Пашка видимо, успел зайти в туалет и умыться — у него были влажные на концах волосы, а расстёгнутая на пару верхних пуговиц рубашка тоже явно получила свою долю водных процедур. И футболка, широкий вырез которой открывал крепкую шею с капельками влаги. Когда это Столяров успел обзавестись такой шеей?
Женя ткнула пальцем в мокрое пятно на рубашке.
— Ты-то как? Протрезвел? — и усмехнулась.
Но Столяров ничего не ответил, просто смотрел на Женю. Потом провёл рукой по волосам и шумно вздохнул.
— Ты чего?
— Чёртова водка. Ты вроде бы должна мне желание? — сказал он хрипловатым голосом.
А вот это было неожиданно. Женя невольно подобрала ноги и выпрямила спину.
Это Пашка говорит об игре в фантах наверху? Ну да, Габин утверждал, мол, «в обмен на желание», но она не думала, что Столяров потребует что-нибудь за свою помощь.
Она пожала плечами:
— А что ты хочешь?
Пристальный, тёмный взгляд. Не понять, что за мысли там в голове у друга.
— Закрой глаза.
Ещё с полсекунды где-то Женя продолжала на него смотреть — а потом выполнила просьбу.
Столяров ещё раз вздохнул и сказал:
— Не открывай, пока я не скажу «окей».
— Хорошо, — кивнула Женя.
Столярову она доверяла. Вот если бы на его месте был Габин или, того хуже, Севостьянов, она бы ни за что не послушалась, хоть там тысяча желаний на кону стояли. А Пашка — он не сделает ей плохо или больно, не станет насмехаться. Но любопытно, в чём дело. Лишь бы не облил водой или не заставил съесть что-нибудь гадкое. Хотя такие шутки не в его репертуаре.
Что-то осторожно, бережно прикоснулось к губам. Женя вздрогнула от неожиданности.
Слабый запах алкоголя, горячее дыхание, снова прикосновение к губам.
Поцелуй.
Пашка её целует.
Из головы исчезли все мысли, словно вихрем смело. Она не сопротивлялась, просто сидела зажмурившись, не в состоянии пошевелиться. Даже, кажется, не дышала.

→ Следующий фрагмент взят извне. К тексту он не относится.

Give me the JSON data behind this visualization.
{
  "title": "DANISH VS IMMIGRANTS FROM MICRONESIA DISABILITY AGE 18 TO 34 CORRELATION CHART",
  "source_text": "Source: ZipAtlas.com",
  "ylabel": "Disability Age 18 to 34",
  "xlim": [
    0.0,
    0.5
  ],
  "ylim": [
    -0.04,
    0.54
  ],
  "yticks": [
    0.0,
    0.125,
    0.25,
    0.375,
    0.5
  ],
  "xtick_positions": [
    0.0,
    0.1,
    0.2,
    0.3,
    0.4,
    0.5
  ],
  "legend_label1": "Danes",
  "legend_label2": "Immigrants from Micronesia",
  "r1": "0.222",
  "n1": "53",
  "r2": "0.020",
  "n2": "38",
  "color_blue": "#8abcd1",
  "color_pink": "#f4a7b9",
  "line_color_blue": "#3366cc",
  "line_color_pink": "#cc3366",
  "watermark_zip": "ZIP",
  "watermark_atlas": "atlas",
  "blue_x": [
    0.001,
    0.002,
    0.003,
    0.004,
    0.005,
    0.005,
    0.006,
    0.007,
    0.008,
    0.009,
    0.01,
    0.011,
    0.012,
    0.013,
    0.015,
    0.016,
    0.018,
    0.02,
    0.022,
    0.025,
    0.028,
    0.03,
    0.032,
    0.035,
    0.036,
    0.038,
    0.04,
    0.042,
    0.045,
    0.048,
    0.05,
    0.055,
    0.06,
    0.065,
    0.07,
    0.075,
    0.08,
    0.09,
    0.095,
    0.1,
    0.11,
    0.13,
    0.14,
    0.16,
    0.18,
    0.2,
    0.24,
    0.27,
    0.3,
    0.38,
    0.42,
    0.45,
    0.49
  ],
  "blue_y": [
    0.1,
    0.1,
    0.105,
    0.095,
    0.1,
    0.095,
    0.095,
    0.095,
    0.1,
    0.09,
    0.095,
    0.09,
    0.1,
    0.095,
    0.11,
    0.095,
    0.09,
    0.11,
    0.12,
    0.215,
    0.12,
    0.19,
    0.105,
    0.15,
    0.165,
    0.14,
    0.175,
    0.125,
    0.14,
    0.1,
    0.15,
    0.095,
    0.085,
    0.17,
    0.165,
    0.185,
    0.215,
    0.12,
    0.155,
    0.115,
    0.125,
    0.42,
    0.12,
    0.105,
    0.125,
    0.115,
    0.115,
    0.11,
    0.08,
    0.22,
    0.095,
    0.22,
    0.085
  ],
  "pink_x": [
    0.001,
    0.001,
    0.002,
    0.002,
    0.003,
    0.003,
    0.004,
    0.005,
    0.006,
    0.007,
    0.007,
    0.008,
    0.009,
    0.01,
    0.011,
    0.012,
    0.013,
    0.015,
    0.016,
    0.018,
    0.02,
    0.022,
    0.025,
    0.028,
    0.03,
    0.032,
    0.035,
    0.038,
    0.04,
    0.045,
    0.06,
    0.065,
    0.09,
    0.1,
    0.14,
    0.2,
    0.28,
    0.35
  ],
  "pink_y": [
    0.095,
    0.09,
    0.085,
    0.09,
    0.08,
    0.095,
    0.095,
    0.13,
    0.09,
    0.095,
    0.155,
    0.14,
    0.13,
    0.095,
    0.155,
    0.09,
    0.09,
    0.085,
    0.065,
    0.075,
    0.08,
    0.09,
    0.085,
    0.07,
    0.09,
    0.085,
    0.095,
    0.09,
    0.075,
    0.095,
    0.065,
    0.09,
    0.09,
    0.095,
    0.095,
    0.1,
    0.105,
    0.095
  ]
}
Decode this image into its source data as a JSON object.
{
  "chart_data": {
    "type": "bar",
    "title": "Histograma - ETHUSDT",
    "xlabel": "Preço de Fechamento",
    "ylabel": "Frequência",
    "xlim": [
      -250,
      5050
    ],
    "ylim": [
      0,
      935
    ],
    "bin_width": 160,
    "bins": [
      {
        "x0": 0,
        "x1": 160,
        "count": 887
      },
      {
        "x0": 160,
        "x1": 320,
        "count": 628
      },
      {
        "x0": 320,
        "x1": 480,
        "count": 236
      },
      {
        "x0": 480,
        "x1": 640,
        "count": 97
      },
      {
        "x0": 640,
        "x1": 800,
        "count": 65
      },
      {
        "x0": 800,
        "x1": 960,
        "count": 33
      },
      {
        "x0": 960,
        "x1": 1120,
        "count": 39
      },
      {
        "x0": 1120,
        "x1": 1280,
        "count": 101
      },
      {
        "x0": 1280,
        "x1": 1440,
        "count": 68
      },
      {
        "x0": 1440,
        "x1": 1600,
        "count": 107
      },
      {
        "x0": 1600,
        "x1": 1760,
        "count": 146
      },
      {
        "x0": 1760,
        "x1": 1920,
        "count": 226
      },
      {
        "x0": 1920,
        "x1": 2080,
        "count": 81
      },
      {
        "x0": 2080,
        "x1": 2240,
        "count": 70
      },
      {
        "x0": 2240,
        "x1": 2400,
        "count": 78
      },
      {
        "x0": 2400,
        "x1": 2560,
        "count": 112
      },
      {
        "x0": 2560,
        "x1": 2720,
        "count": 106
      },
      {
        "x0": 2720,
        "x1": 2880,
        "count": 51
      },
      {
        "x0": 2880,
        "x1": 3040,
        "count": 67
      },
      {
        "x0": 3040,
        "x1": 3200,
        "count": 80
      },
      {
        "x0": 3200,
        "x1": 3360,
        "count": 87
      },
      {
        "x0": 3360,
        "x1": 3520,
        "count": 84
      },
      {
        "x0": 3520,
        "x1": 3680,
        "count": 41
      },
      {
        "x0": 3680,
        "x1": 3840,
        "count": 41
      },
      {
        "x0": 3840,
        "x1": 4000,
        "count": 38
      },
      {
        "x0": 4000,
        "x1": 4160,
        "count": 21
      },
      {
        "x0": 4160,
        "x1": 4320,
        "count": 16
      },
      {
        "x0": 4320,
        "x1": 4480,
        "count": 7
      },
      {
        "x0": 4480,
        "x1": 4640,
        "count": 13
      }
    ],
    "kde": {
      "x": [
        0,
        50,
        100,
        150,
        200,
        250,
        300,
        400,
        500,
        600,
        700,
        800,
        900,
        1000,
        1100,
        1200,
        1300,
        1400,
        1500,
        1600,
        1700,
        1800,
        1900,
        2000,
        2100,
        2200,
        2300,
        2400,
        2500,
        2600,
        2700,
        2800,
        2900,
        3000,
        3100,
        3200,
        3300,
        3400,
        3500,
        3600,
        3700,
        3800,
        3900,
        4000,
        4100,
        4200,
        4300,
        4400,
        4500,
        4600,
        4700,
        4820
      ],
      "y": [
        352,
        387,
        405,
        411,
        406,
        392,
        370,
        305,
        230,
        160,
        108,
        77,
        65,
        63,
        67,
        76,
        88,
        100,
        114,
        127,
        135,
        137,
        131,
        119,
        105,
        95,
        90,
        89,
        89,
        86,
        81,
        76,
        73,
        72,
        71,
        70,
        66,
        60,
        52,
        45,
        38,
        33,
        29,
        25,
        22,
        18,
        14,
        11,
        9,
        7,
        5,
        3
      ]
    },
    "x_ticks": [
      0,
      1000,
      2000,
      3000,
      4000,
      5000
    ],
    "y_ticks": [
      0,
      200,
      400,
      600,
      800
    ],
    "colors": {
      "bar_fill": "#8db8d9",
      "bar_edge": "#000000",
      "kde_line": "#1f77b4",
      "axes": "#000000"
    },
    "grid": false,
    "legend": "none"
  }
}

О господи, это правда? Зачем? Что с ним?
Ощущать чужие губы, чужой язык у себя во рту было чертовски странно и в то же время приятно. А от мысли, что это делает Пашка, что-то переворачивалось в душе. Может, надо ответить? Но как? Она боялась. Боялась себя, боялась того, что он может подумать о ней. Боялась самих этих ощущений, заставляющих пульс бешено стучать, а мышцы где-то внутри томительно сокращаться, этой пронзительной остроты чувств. Боялась сводящей с ума нежности, несмелой требовательности этого неожиданного поцелуя.
Одна часть её существа шептала, что надо открыть глаза, возмутиться, другая — что Женя всё не так понимает, что это прикол, шутка, и лучше вести себя смирно.
Наконец друг отстранился. Пауза. И хрипловатое:
— Окей.
Женя открыла глаза и встретила его прямой взгляд. Так хорошо знакомые ей серые с тёмной каймой глаза были совсем близко, но в глубине их плавало нечто совсем не знакомое. Пугающее.
И она перетрусила. Испугалась, что он рассмеётся над ней. Или скажет что-нибудь вроде «отвратительно целуешься». Или «фу». Или что-нибудь ещё, из-за чего всё непоправимо изменится.